Я встал со стула и принялся расхаживать по комнате.
Над тощим комодом, уныло и бессмысленно блестевшим медными ручками, висела вырезанная из какого-то журнала репродукция «Над вечным покоем». Меня всегда волновало любое воспроизведение этой картины, пусть очень слабое, пусть только общий намек на нее. Дома у меня тоже висит большая репродукция «Над вечным покоем»: небо, загроможденное тревожными, напирающими друг на друга облаками. Ветер, рвущий и эти облака, и деревья, и траву. Ветер, пронизывающий каждую клеточку выставленного перед зрителем размашистого мира. Ветер — воплощенное беспокойство, и столетняя часовенка, и заброшенный погост. Смерть и жизнь рядом, неподвижность и бунтарское движение — вот он мир, где мы живем, вот он, покой, единственно нерушимый. Покой извечного движения, переданный кистью художника-философа в неистовом ветре, свистящем над забытым кладбищем. Через много веков исчезнут часовенки, земные пейзажи станут выглядеть иначе, но, мне кажется, и тогда люди, наткнувшись на эту картину, задумаются над смыслом жизни. Великая мысль бессмертна!
Но под репродукцией, на комоде, на белой салфеточке, стоит фарфоровый пастушок, а сама комната не располагает к раздумьям. В ней мне неуютно, во всем ощущаю нежилое.
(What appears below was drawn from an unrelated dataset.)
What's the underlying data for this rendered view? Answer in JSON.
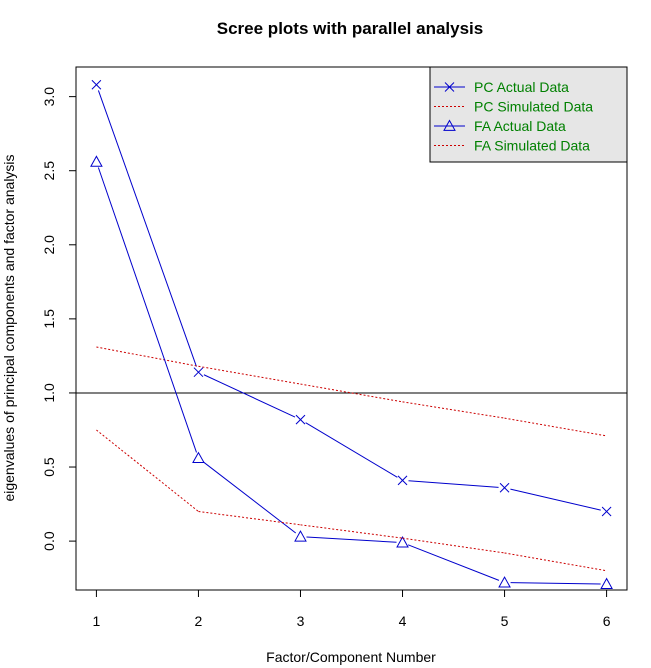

Казалось, пришел сюда посторонний человек, по обязанности, не особенно вдумываясь, поставил стол на самую середину, стулья — к стенам, комод — в простенок, постелил салфеточку на комод, приткнул ширпотребовского пастушонка, пришпилил картинку, первую, что подвернулась под руку. А ему могли подвернуться и лубочные лебеди на канареечном закате.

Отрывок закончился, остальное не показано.